Innovative selling models are constrained by the law
Springwise recently posted about a group buying site, this time from India, that actually has a new twist: real estate. This model is a good idea for tenant-in-common real estate deals, where you could sell a small commercial office building to 10 or 20 buyers who couldn’t afford the whole building or would appreciate the diversification. The US problem would be avoiding SEC regulation treating the offer and sale as one of securities rather than as a real estate deal (which is not regulated by securities laws). I recall reading that the SEC issued guidance on where it would draw an unofficial “safe harbor” line around TIC deals. I wonder whether having an offer available on a website would make the SEC think twice about swinging its general solicitation hammer down hard on an enterprising site.

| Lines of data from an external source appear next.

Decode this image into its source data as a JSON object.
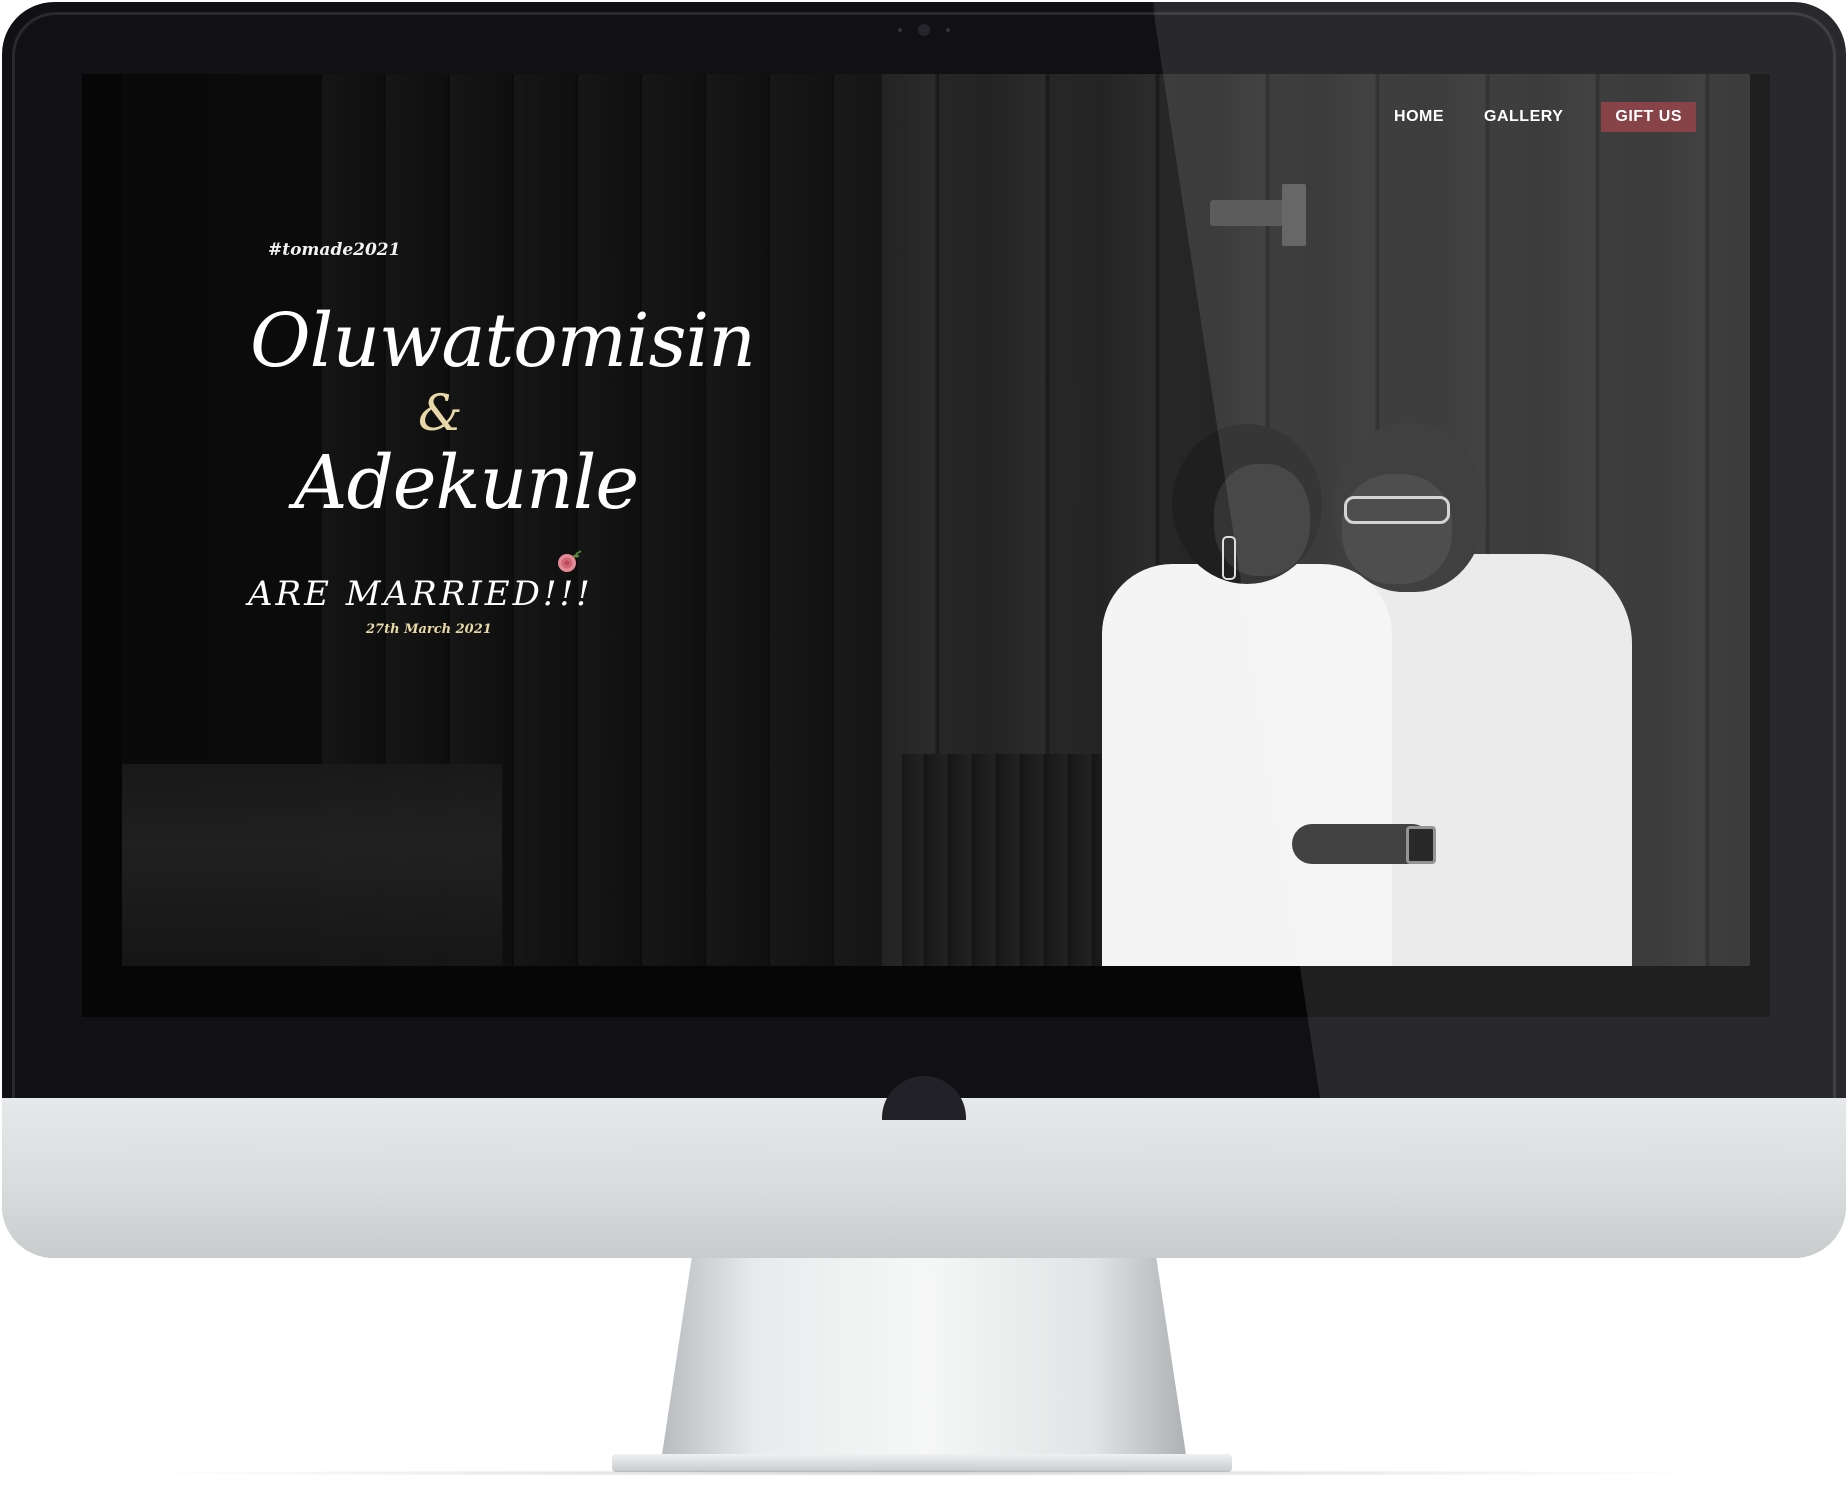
{
  "nav": {
    "home": "HOME",
    "gallery": "GALLERY",
    "gift": "GIFT US"
  },
  "hero": {
    "hashtag": "#tomade2021",
    "name_one": "Oluwatomisin",
    "ampersand": "&",
    "name_two": "Adekunle",
    "headline": "ARE MARRIED!!!",
    "date": "27th March 2021"
  },
  "colors": {
    "gift_button": "#7a2e34",
    "accent_gold": "#e8d8a8",
    "background": "#0a0a0a"
  },
  "icons": [
    "rose-icon"
  ]
}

Interesting to think about how the regulatory scheme, seemingly in the background, really affects the competitive landscape, much like Kickstarter is a nonstarter for startup crowdfunding in the angel/equity model. Crowdselling via kickstarter is what works well.

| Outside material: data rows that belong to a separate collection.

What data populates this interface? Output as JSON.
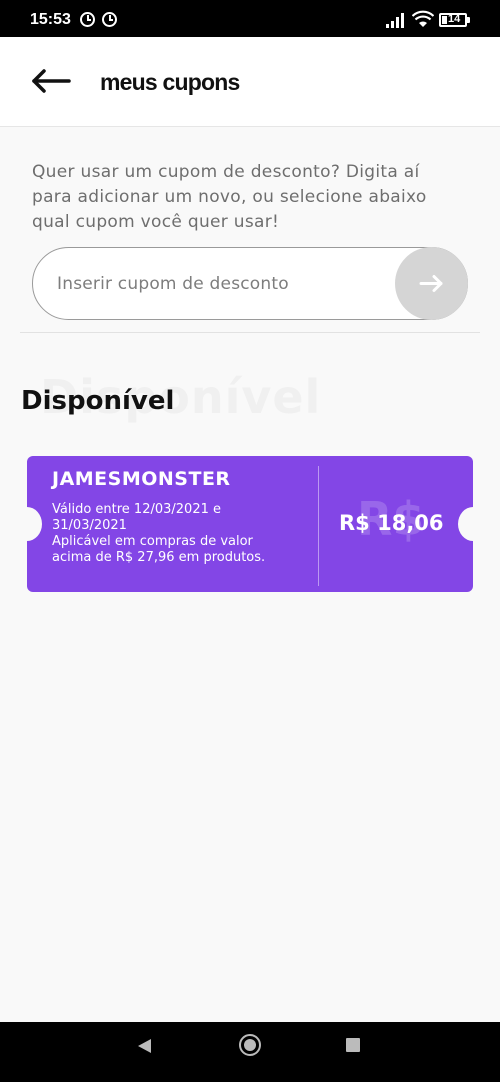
{
  "status_bar": {
    "time": "15:53",
    "battery": "14"
  },
  "header": {
    "title": "meus cupons",
    "back_icon": "arrow-left-icon"
  },
  "intro": {
    "line1": "Quer usar um cupom de desconto? Digita aí",
    "line2": "para adicionar um novo, ou selecione abaixo",
    "line3": "qual cupom você quer usar!"
  },
  "coupon_input": {
    "placeholder": "Inserir cupom de desconto",
    "value": "",
    "submit_icon": "arrow-right-icon"
  },
  "section": {
    "title": "Disponível",
    "title_background": "Disponível"
  },
  "coupons": [
    {
      "code": "JAMESMONSTER",
      "validity_line1": "Válido entre 12/03/2021 e",
      "validity_line2": "31/03/2021",
      "condition_line1": "Aplicável em compras de valor",
      "condition_line2": "acima de R$ 27,96 em produtos.",
      "value": "R$ 18,06",
      "watermark": "R$",
      "color": "#8346e6"
    }
  ],
  "colors": {
    "accent": "#8346e6",
    "background": "#f9f9f9",
    "submit_button": "#d5d5d5"
  }
}
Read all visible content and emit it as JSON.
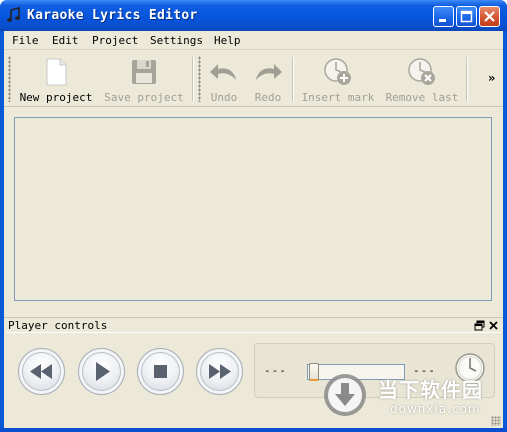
{
  "window": {
    "title": "Karaoke Lyrics Editor",
    "app_icon": "music-note-icon",
    "caption_buttons": [
      "minimize-icon",
      "maximize-icon",
      "close-icon"
    ]
  },
  "menu": {
    "items": [
      "File",
      "Edit",
      "Project",
      "Settings",
      "Help"
    ]
  },
  "toolbar": {
    "new_project": {
      "label": "New project",
      "icon": "document-icon",
      "enabled": true
    },
    "save_project": {
      "label": "Save project",
      "icon": "floppy-disk-icon",
      "enabled": false
    },
    "undo": {
      "label": "Undo",
      "icon": "undo-arrow-icon",
      "enabled": false
    },
    "redo": {
      "label": "Redo",
      "icon": "redo-arrow-icon",
      "enabled": false
    },
    "insert_mark": {
      "label": "Insert mark",
      "icon": "clock-plus-icon",
      "enabled": false
    },
    "remove_last": {
      "label": "Remove last",
      "icon": "clock-remove-icon",
      "enabled": false
    },
    "overflow": "»"
  },
  "player": {
    "title": "Player controls",
    "header_icons": [
      "float-window-icon",
      "close-icon"
    ],
    "controls": [
      "rewind-icon",
      "play-icon",
      "stop-icon",
      "fast-forward-icon"
    ],
    "time_left": "---",
    "time_right": "---",
    "position_fraction": 0.0,
    "clock_icon": "clock-icon"
  },
  "watermark": {
    "cn_text": "当下软件园",
    "en_text": "downxia.com",
    "icon": "download-arrow-icon"
  },
  "colors": {
    "titlebar": "#0a5ad8",
    "client_bg": "#ece9d8",
    "editor_border": "#7f9db9",
    "close_button": "#d2522e"
  }
}
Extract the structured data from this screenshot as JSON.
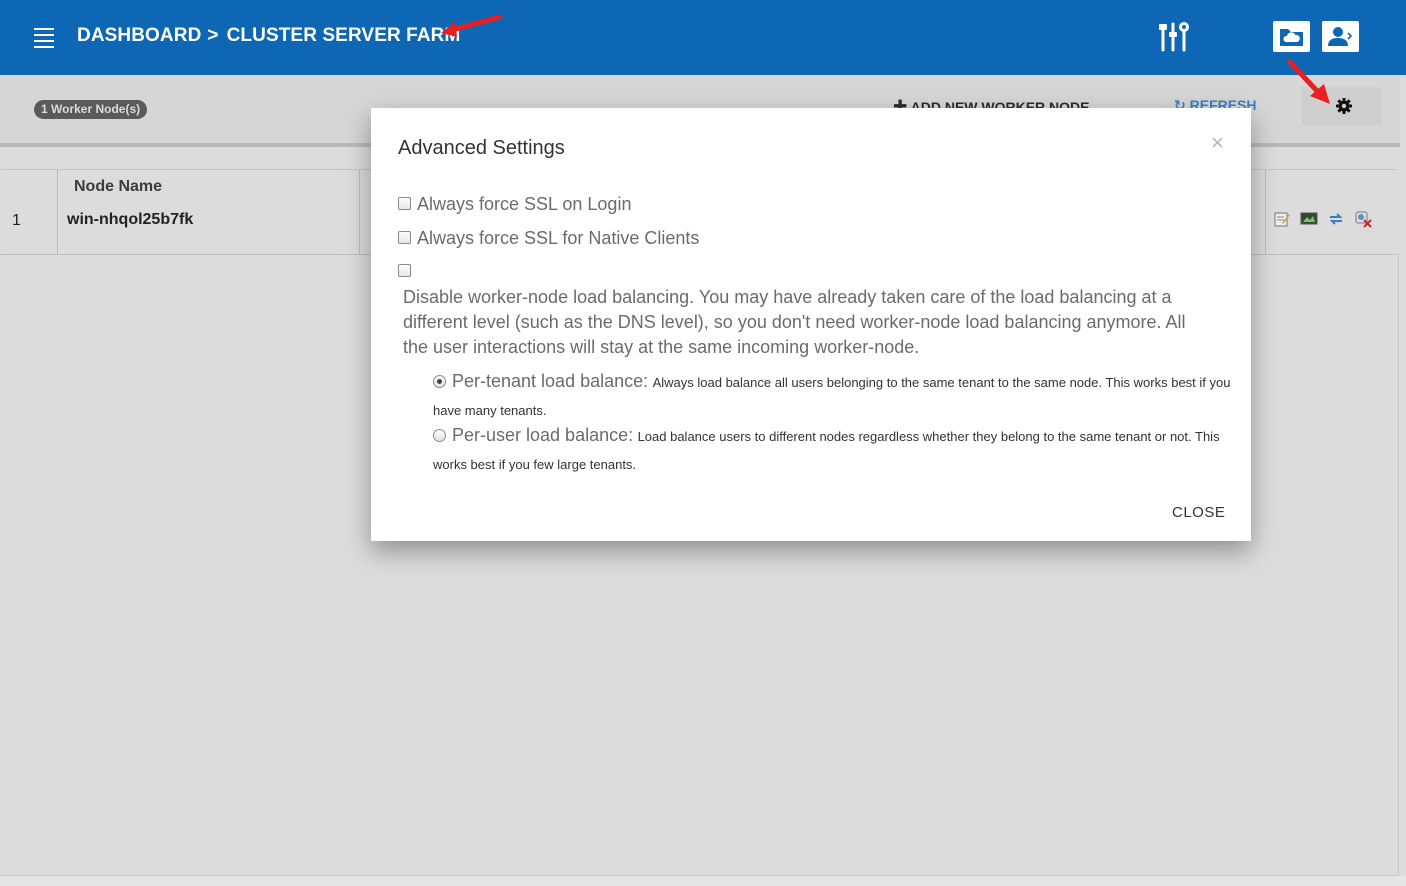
{
  "header": {
    "breadcrumb_root": "DASHBOARD",
    "breadcrumb_separator": ">",
    "breadcrumb_current": "CLUSTER SERVER FARM",
    "bg_color": "#0d67b5"
  },
  "toolbar": {
    "worker_count_badge": "1 Worker Node(s)",
    "add_label": "ADD NEW WORKER NODE",
    "refresh_label": "REFRESH"
  },
  "table": {
    "columns": [
      "Node Name"
    ],
    "rows": [
      {
        "index": "1",
        "name": "win-nhqol25b7fk"
      }
    ]
  },
  "modal": {
    "title": "Advanced Settings",
    "close_x": "×",
    "options": [
      {
        "label": "Always force SSL on Login",
        "checked": false
      },
      {
        "label": "Always force SSL for Native Clients",
        "checked": false
      },
      {
        "label": "",
        "checked": false
      }
    ],
    "disable_lb_description": "Disable worker-node load balancing. You may have already taken care of the load balancing at a different level (such as the DNS level), so you don't need worker-node load balancing anymore. All the user interactions will stay at the same incoming worker-node.",
    "radios": [
      {
        "label": "Per-tenant load balance:",
        "description": "Always load balance all users belonging to the same tenant to the same node. This works best if you have many tenants.",
        "selected": true
      },
      {
        "label": "Per-user load balance:",
        "description": "Load balance users to different nodes regardless whether they belong to the same tenant or not. This works best if you few large tenants.",
        "selected": false
      }
    ],
    "close_button": "CLOSE"
  },
  "annotation_color": "#e8201f"
}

As an aside, does it make sense to complain about US securities laws? Maybe. Maybe they don’t do the investor protection job very well; that’s presumably a researchable problem. Maybe, of course, you remember that our laws are primarily designed to create disclosure, not safety. Dotcoms going public circa 1999 were all legitimate deals, with correctly disclosed numbers, and pages and pages of risk factors. I know, because I drafted and proofread many of those pages of risk factors myself.

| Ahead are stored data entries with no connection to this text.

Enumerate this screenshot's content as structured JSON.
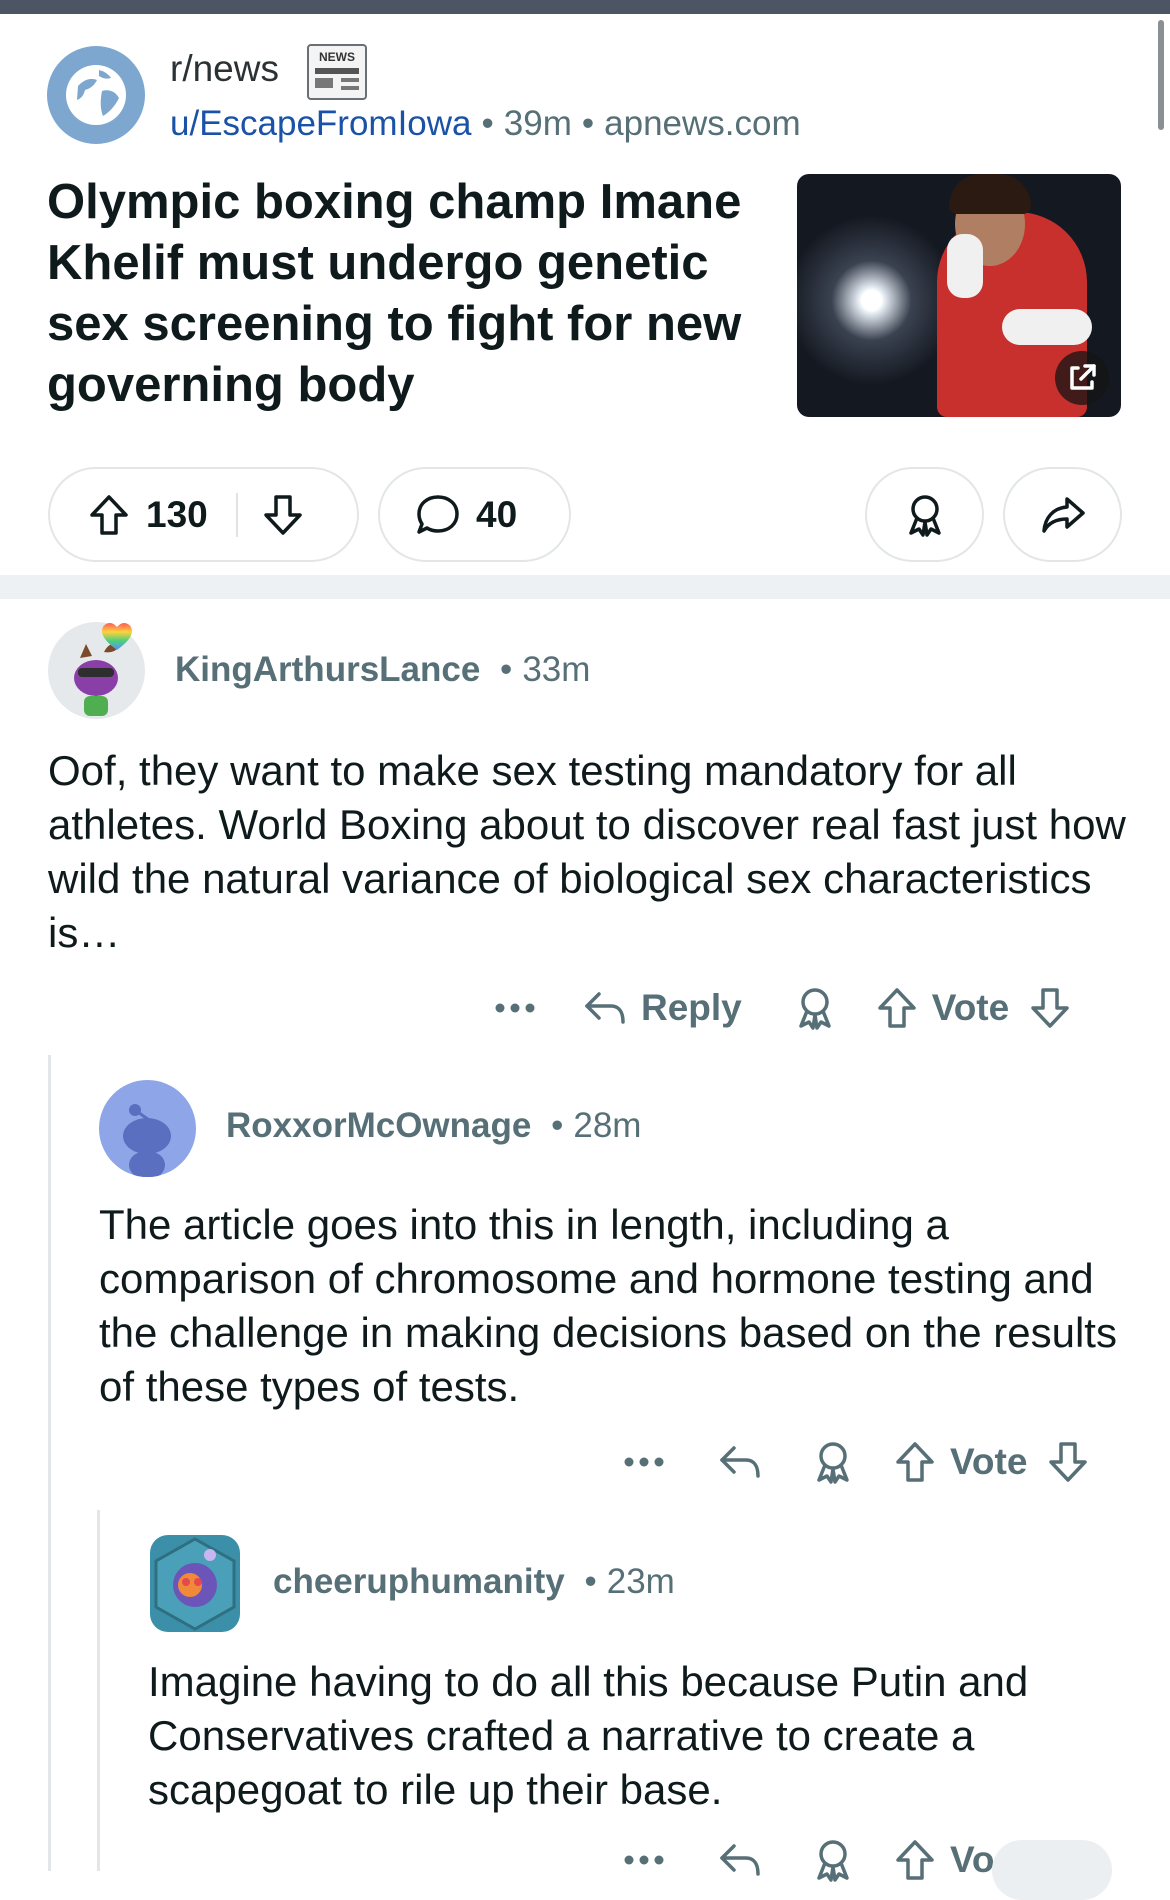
{
  "post": {
    "subreddit": "r/news",
    "badge_text": "NEWS",
    "author": "u/EscapeFromIowa",
    "age": "39m",
    "domain": "apnews.com",
    "title": "Olympic boxing champ Imane Khelif must undergo genetic sex screening to fight for new governing body",
    "upvotes": "130",
    "comments": "40",
    "icons": {
      "upvote": "arrow-up-icon",
      "downvote": "arrow-down-icon",
      "comments": "speech-bubble-icon",
      "award": "award-ribbon-icon",
      "share": "share-arrow-icon",
      "external": "external-link-icon"
    }
  },
  "comments": [
    {
      "user": "KingArthursLance",
      "time": "33m",
      "body": "Oof, they want to make sex testing mandatory for all athletes. World Boxing about to discover real fast just how wild the natural variance of biological sex characteristics is…",
      "actions": {
        "reply": "Reply",
        "vote": "Vote"
      }
    },
    {
      "user": "RoxxorMcOwnage",
      "time": "28m",
      "body": "The article goes into this in length, including a comparison of chromosome and hormone testing and the challenge in making decisions based on the results of these types of tests.",
      "actions": {
        "vote": "Vote"
      }
    },
    {
      "user": "cheeruphumanity",
      "time": "23m",
      "body": "Imagine having to do all this because Putin and Conservatives crafted a narrative to create a scapegoat to rile up their base.",
      "actions": {
        "vote": "Vo"
      }
    }
  ],
  "colors": {
    "text": "#0f1a1c",
    "meta": "#576f76",
    "link": "#1a52a8",
    "divider": "#eef1f3"
  }
}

The notion of whether we protect people from bad outcomes misses the point: our system isn’t designed for that. It’s designed to tell prospective investors all the material facts before they invest. Those who say that our assessment of who can and should be able to invest in non-registered securities, such as angel investments in private startups, tend to narrow the issue too much. Those who want to relax the rules often think that these “great deals” are out there and only for the rich. They forget that most of these investments do not create positive returns. And for those who argue that even further reductions(!) in the accredited investor thresholds should be implemented to increase the capital available to startups, they haven’t done the math on the differences in wealth between the original numbers and the current numbers: simply put, people who qualified as accredited investors in the past were wealthier, meaning more able to withstand the volatility and liquidity problems of unregistered investments, than those who qualify at those same wealth or income numbers today. (In other words, inflation happens.)
Just to take this up a few thousand feed, I think most selling models are constrained by a lot of things (including in some cases the law). For a list of 9 areas of constraints to consider, please check out my blog entry on the matter at http://rondimon.com/2013/03/28/what-really-constrains-your-performance/
Ron, that’s a helpful post to get people to think about performance from a comprehensive perspective rather than an ad hoc guesstimate. Thanks for taking the time to add to the conversation.